German media: Finnish tourists give Nazi salute at concentration camp memorial

Making the Nazi or Heil Hitler salute is an offence in modern-day Germany, punishable by up to three years in prison.

The memorial site at Dachau concentration camp. Image: EPA/LUKAS BARTH-TUTTAS

Two Finnish tourists made Nazi salutes at a memorial site to the Dachau concentration camp in the Bavaria region of southern Germany on Sunday, according to reports by German media, including the nation's largest news site Der Spiegel (siirryt toiseen palveluun), as well as the news agency DPA.

The Nazi salute, Hitler salute or Sieg Heil salute was a greeting used during the 1930s and 1940s and performed by extending the right arm into the air with a straightened hand. It is illegal in modern-day Germany and considered an offence punishable by up to three years in prison.

German police told local media that two Finnish men, aged 50 and 52 years old, had photographed each other making the salute in front of the memorial site's visitor centre. A third man in their party also took photos of the incident, police added, before eyewitnesses reported to the police.

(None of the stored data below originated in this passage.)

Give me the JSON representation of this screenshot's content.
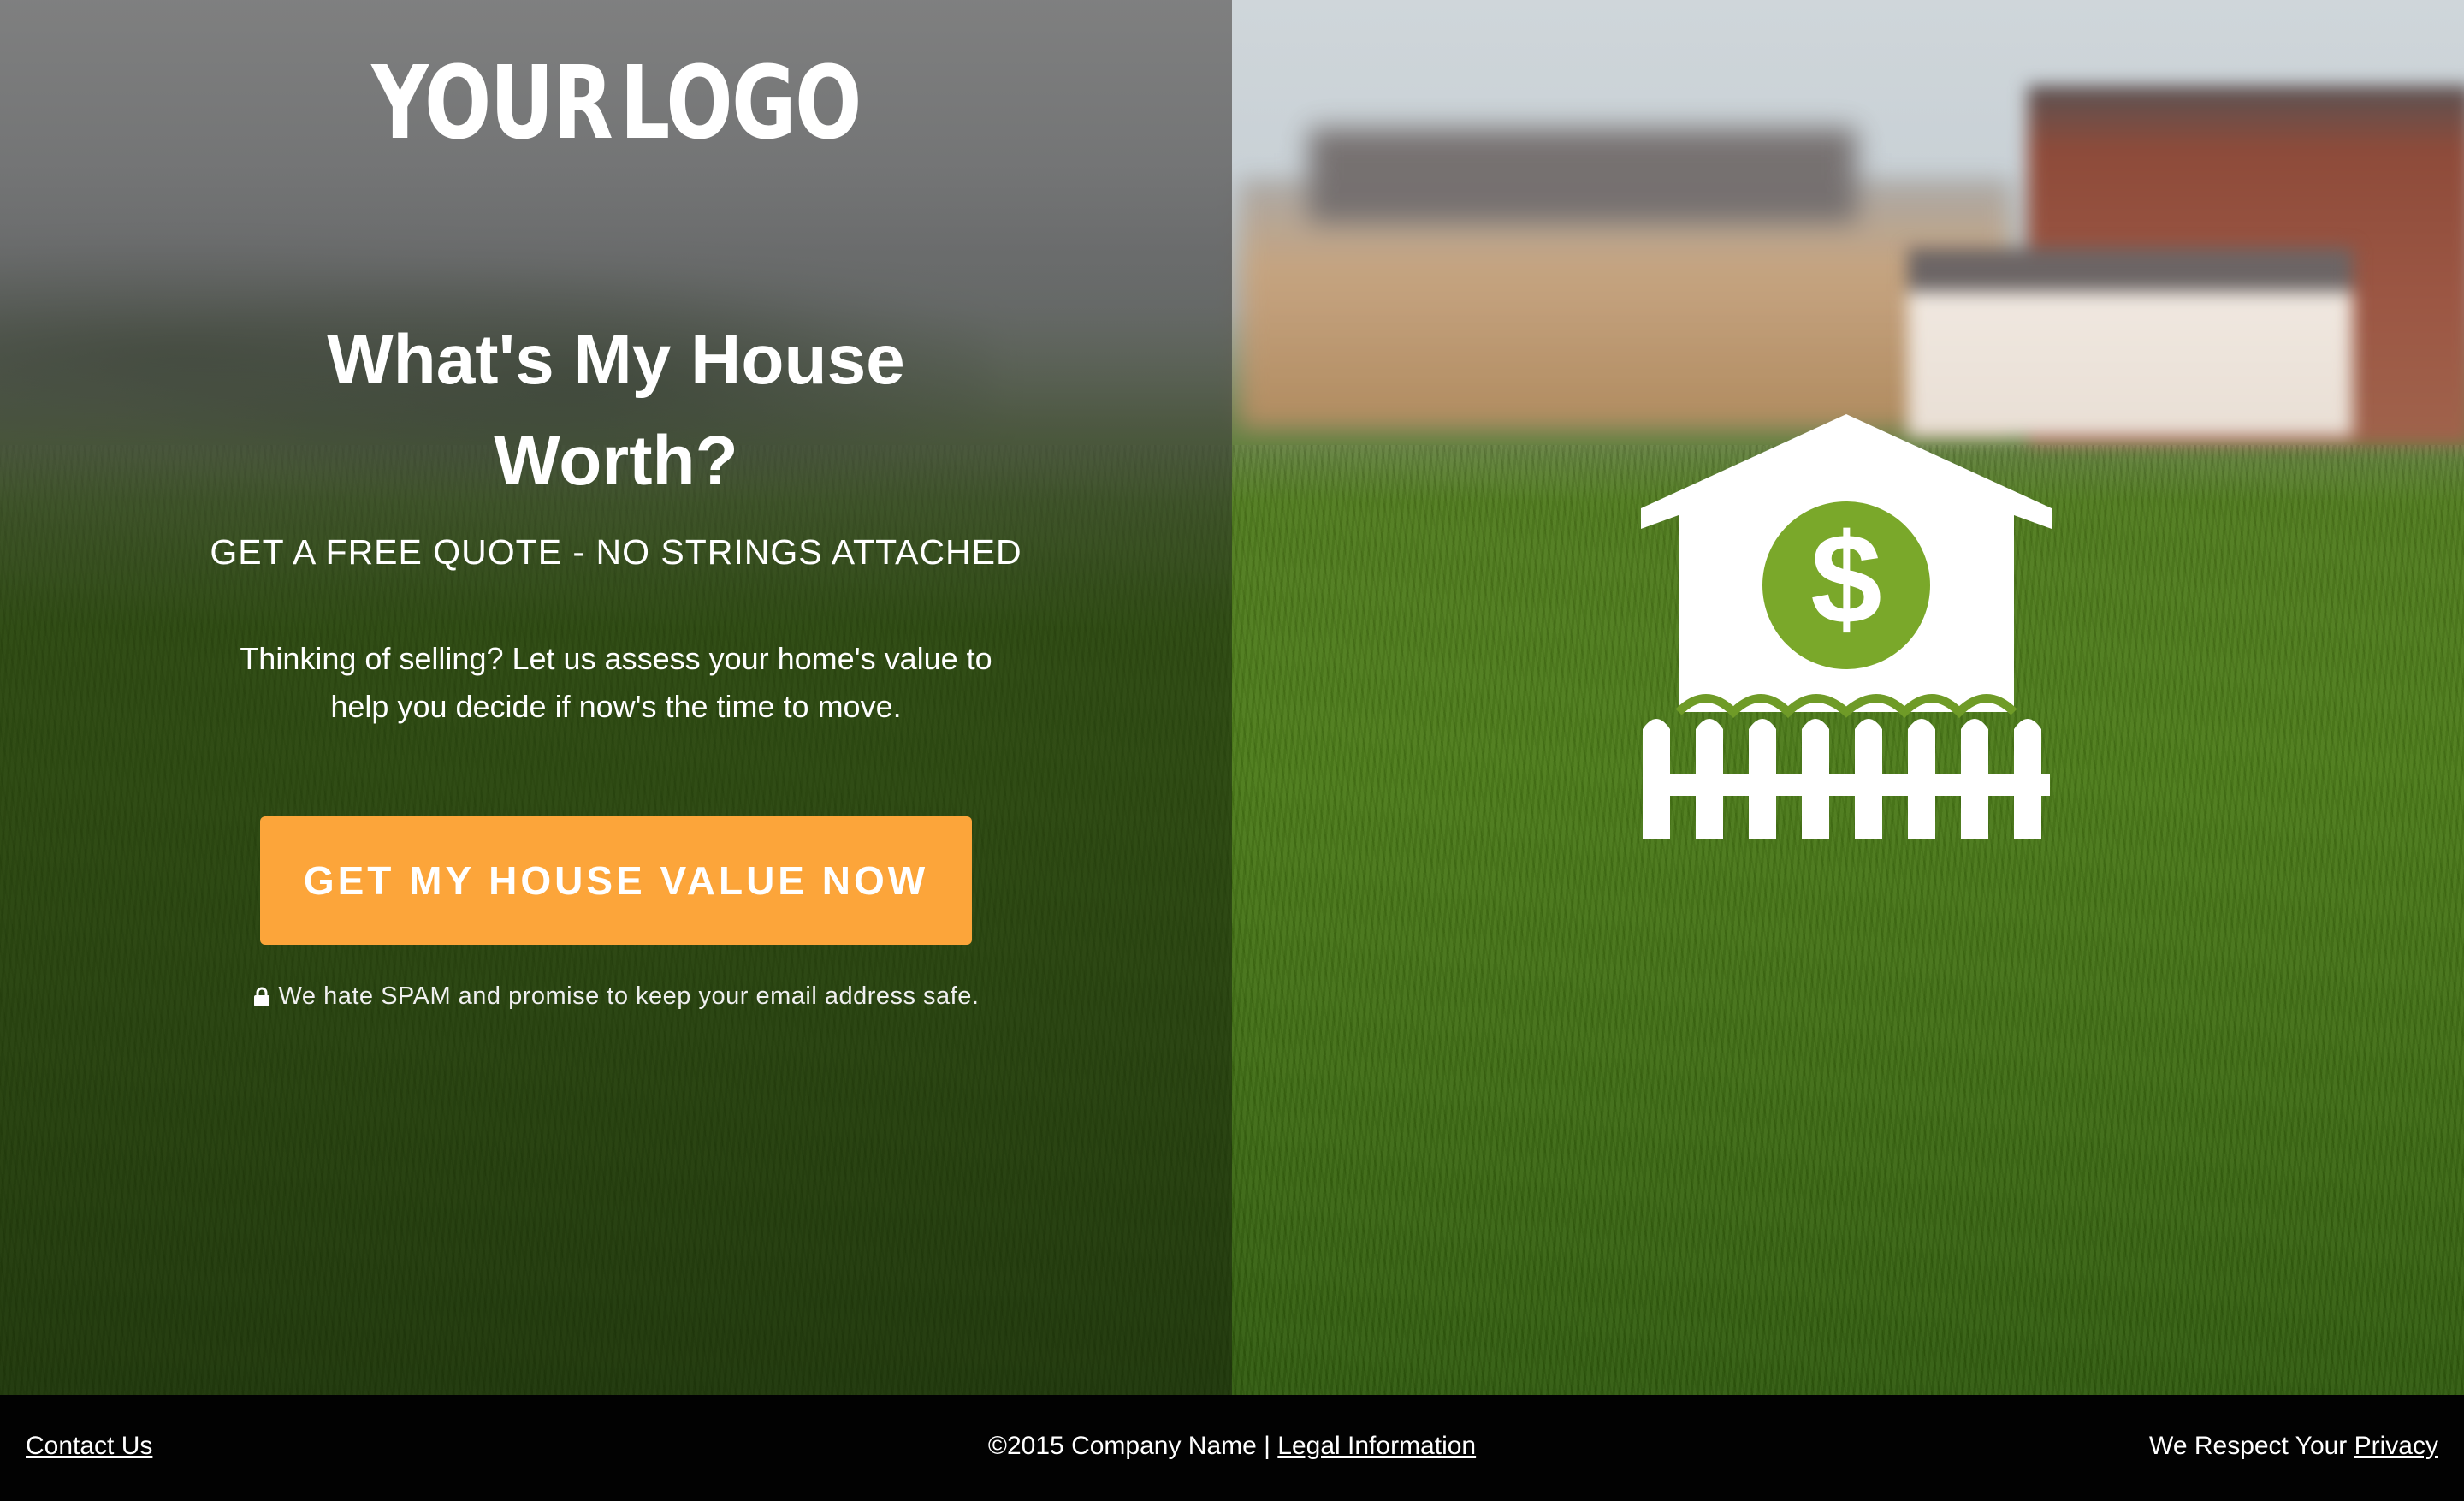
{
  "logo": {
    "left_text": "YOUR",
    "right_text": "LOGO"
  },
  "hero": {
    "headline_line1": "What's My House",
    "headline_line2": "Worth?",
    "subheadline": "GET A FREE QUOTE - NO STRINGS ATTACHED",
    "body_line1": "Thinking of selling? Let us assess your home's value to",
    "body_line2": "help you decide if now's the time to move.",
    "cta_label": "GET MY HOUSE VALUE NOW",
    "spam_note": "We hate SPAM and promise to keep your email address safe."
  },
  "illustration": {
    "symbol": "$"
  },
  "footer": {
    "contact_label": "Contact Us",
    "copyright": "©2015 Company Name | ",
    "legal_label": "Legal Information",
    "privacy_prefix": "We Respect Your ",
    "privacy_label": "Privacy"
  },
  "colors": {
    "cta": "#fca53a",
    "footer_bg": "#020202",
    "icon": "#ffffff"
  }
}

A police spokesperson told the media that the Finnish men admitted making the salute but meant it as a "joke". The tourists were believed to have been under the influence of alcohol at the time, the spokesperson added further.

The Finnish men also said they were unaware that making the salute was a punishable offence in Germany.

"But maybe they could have got the idea that this is not welcome in Germany," the police spokesperson told the media, adding that criminal proceedings have been initiated in the case.

All three men involved have been given lifetime bans from the memorial site.